Photos Of The Charleston Bridge To Peace Event Show Thousands In A Heartwarming Display Of Hope
As Charleston, South Carolina, mourns the nine people killed in a shooting at the Emanuel African Methodist Episcopal Church last Wednesday, photos of the Charleston "Bridge to Peace" event showed the community coming together Sunday. Thousands joined hands and walked two and a half miles across the Ravenel Bridge, which spans the Cooper River and connects Mount Pleasant to downtown Charleston. The event was organized by community members in Charleston and Mount Pleasant and was announced via social media. The community has been reeling since 21-year-old suspected gunman Dylann Roof allegedly opened fire on a Bible study group at the church, killing the nine victims. Authorities said Roof's motivation for the shooting was to "start a race war." Federal investigators are investigating the incident as a hate crime.

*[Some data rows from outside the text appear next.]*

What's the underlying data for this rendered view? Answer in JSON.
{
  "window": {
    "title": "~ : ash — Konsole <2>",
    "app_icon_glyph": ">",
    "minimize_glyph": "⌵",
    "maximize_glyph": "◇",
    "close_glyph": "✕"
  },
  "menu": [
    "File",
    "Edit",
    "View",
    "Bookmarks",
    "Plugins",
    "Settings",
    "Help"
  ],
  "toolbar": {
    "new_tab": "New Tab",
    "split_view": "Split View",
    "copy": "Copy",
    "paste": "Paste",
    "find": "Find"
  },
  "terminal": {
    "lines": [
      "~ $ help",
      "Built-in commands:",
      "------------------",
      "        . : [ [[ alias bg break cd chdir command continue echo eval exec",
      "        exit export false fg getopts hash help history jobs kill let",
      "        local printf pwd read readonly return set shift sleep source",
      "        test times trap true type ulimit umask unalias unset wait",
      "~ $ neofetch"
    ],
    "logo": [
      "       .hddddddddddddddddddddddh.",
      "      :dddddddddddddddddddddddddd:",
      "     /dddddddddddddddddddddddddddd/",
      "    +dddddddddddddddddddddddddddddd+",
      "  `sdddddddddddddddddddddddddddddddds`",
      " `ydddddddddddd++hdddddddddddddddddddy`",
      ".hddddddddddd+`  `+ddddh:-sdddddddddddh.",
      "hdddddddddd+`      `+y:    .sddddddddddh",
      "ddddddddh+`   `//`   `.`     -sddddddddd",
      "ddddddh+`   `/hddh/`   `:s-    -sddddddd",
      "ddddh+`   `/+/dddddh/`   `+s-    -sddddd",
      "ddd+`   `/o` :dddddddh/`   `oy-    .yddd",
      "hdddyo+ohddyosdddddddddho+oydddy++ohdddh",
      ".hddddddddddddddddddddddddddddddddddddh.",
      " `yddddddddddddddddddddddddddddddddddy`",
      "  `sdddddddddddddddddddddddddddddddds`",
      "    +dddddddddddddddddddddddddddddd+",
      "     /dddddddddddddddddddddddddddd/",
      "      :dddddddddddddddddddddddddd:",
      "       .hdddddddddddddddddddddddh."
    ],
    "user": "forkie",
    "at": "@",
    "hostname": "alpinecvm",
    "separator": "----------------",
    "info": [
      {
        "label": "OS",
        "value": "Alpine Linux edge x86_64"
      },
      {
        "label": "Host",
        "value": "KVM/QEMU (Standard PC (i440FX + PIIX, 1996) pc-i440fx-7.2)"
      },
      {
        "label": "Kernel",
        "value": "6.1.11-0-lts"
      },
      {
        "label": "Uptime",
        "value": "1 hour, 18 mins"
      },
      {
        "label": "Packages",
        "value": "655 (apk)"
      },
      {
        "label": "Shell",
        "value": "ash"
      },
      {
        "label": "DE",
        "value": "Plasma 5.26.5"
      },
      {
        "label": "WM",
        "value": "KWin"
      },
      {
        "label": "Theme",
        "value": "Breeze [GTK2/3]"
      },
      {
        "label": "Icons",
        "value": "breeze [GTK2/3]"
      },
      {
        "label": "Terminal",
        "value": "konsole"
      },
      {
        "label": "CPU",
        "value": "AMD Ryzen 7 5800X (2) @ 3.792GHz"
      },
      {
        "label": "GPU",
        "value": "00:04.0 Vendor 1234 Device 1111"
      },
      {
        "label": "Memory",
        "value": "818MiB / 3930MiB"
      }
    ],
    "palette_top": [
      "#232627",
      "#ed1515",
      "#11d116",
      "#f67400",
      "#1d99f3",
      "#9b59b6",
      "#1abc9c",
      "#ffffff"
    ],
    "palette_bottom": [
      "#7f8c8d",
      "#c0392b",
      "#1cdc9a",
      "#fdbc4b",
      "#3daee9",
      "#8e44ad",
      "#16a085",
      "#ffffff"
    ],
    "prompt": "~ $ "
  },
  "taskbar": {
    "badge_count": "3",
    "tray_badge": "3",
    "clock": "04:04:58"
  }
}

But on Sunday night, the community came together in a show of love. The Post and Courier estimated between 10,000 and 15,000 people came to join hands in the peace chain across the bridge at sunset, creating a massive sea of people, black and white, young and old, to show solidarity and support for the nine shooting victims. Some estimates put the total turnout for the event closer to 20,000 people. Even Charleston native Stephen Colbert attended the event, and tweeted a video.
There were many scenes of hope during the vigil, and at the peak of the event, organizers called for a nine-minute "moment" of silence, one minute for each person killed in the shooting.

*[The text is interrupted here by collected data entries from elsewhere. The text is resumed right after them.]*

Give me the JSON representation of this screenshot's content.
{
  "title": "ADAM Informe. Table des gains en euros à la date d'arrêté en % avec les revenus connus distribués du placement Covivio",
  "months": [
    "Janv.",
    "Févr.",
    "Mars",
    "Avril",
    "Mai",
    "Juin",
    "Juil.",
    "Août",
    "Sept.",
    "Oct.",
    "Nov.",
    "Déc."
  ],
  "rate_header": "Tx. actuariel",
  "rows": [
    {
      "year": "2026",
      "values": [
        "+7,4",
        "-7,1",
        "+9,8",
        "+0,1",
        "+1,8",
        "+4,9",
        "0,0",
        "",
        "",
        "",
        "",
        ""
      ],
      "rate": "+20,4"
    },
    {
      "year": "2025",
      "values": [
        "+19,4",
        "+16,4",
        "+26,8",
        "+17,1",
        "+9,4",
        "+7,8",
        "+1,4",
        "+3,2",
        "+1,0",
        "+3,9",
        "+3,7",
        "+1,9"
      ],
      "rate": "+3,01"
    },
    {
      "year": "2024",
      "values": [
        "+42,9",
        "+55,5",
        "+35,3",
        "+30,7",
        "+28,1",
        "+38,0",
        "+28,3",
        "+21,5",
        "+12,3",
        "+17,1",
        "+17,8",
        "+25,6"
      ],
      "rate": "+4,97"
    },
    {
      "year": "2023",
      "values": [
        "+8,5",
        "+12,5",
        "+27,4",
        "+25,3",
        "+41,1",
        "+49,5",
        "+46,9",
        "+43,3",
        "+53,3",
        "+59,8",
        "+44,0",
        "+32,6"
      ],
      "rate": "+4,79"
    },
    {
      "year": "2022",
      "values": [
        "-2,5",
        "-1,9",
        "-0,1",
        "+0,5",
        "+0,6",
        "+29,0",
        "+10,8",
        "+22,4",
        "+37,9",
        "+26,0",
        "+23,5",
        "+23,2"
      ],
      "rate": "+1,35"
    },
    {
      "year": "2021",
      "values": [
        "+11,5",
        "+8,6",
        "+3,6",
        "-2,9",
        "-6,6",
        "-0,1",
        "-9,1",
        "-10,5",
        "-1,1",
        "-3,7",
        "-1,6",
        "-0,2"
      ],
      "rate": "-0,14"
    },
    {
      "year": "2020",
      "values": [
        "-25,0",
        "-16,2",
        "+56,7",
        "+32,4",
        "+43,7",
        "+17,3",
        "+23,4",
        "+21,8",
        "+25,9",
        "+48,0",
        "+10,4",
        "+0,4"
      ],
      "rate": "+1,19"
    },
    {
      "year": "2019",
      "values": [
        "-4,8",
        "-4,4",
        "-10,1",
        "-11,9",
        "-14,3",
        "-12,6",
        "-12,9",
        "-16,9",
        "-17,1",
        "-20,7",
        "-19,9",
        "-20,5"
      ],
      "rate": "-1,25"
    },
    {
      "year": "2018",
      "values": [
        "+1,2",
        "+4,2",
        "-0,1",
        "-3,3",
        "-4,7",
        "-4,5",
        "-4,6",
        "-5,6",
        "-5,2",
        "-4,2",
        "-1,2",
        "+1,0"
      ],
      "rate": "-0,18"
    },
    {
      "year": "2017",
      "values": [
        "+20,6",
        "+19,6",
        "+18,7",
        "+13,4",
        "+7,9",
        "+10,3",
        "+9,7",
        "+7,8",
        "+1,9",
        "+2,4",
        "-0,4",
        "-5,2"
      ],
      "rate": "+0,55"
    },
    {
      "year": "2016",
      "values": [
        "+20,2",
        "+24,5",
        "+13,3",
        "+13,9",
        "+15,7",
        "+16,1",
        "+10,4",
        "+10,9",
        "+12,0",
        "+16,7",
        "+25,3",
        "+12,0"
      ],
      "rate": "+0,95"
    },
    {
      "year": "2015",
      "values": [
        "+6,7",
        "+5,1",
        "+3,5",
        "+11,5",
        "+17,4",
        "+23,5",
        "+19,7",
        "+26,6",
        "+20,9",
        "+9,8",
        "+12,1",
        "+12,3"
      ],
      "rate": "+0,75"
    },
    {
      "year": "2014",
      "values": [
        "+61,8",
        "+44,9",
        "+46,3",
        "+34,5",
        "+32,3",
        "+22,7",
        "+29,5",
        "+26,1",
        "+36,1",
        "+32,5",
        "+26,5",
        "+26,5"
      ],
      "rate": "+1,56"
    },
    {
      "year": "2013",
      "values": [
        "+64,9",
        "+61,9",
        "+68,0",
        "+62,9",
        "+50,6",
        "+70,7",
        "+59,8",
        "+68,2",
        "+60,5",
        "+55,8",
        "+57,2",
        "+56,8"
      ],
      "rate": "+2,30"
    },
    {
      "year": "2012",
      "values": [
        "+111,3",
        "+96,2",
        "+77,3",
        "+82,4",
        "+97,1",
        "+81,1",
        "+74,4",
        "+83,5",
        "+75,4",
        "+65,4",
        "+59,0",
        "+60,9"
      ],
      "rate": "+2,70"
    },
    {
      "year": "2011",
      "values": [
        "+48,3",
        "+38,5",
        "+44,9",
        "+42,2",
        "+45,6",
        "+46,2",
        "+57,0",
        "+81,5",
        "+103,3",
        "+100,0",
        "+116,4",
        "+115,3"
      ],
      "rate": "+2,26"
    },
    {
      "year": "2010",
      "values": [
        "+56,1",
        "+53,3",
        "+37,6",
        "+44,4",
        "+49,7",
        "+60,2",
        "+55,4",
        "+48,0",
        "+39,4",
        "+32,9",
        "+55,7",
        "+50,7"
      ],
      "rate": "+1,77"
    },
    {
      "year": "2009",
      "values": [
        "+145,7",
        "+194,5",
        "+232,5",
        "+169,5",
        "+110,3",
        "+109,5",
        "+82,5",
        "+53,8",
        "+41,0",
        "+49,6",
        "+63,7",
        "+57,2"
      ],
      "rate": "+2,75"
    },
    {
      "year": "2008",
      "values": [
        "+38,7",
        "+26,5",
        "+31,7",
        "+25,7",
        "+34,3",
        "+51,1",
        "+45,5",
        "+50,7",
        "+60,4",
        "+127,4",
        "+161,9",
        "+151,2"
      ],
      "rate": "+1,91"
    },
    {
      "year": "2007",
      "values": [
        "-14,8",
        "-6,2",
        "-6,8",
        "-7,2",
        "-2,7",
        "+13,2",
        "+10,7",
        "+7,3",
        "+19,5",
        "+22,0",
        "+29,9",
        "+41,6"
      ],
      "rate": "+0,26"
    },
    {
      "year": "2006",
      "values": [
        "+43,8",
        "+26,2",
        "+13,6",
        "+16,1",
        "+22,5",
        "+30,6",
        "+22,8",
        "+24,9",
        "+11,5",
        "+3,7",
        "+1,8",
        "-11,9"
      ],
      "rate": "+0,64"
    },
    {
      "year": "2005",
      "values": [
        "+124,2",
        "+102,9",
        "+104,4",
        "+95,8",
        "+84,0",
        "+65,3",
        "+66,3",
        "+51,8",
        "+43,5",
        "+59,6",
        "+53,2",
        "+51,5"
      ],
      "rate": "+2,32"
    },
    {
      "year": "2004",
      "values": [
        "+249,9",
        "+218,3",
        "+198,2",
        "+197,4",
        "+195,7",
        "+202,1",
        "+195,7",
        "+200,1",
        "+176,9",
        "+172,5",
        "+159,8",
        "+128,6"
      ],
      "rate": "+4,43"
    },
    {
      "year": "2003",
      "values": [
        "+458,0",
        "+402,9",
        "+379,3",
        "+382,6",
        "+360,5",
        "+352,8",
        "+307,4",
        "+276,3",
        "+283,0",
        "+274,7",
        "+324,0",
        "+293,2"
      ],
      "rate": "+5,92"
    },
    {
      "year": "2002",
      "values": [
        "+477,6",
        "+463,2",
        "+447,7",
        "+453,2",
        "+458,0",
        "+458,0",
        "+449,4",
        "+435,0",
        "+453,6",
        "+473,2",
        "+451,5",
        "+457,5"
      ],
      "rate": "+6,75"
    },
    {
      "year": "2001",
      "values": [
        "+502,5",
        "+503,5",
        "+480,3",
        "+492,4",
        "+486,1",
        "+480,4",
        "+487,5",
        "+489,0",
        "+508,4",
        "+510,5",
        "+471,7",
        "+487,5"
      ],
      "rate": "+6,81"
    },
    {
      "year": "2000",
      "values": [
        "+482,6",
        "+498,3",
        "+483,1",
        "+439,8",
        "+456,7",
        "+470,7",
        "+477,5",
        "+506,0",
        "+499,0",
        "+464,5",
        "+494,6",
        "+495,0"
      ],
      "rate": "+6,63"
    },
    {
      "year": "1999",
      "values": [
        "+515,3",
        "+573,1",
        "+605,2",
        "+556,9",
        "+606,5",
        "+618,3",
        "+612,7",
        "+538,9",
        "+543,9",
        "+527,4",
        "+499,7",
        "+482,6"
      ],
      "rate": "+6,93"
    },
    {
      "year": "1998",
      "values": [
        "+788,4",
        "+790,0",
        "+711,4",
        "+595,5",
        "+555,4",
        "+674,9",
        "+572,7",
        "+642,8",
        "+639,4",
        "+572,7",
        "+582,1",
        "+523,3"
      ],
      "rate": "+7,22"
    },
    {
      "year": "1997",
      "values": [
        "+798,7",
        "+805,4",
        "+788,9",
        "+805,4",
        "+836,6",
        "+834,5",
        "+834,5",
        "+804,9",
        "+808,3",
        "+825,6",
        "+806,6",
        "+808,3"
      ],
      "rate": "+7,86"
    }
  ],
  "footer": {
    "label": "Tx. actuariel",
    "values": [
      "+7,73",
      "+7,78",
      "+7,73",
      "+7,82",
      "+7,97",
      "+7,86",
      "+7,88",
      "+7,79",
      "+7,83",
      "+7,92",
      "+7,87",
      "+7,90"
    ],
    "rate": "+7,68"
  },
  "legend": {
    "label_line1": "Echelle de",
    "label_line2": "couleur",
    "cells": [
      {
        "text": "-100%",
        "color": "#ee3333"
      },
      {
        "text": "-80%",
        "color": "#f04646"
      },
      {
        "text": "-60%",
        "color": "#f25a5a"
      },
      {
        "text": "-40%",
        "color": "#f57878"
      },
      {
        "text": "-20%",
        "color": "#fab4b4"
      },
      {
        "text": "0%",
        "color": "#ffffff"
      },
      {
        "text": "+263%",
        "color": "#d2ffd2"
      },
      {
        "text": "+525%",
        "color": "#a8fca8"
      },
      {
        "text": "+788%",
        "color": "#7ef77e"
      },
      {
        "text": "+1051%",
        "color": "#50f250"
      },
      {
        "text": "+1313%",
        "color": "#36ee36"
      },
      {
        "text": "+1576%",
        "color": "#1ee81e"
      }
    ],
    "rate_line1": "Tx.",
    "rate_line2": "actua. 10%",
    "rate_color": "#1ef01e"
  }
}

Police officers from Mt. Pleasant stood watch over the marchers as the sun began to set on what also happened to be Father's Day. Some marchers started on the Charleston side of the bridge, others on the Mount Pleasant side, until they met in the middle and joined hands.
Several people carried American flags across the bridge, and boats in the river below stopped and honked their horns in support of the marchers.
Organizer Dorsey Fairbairn told The Post and Courier she came up with the idea as a way to show the rest of the world what Charleston is all about. "The people raised in Charleston are not raised knowing hate — they’re raised in love, and that was obvious tonight," she said.
Another marcher, Ida Fresselli of Charleston told WCIV that she made it to the top of the bridge in time to hear the nine minutes of silence for the victims. She came to the walk alone because she didn't want to slow her friends down. "I never thought I would make it," she said. "I did it!"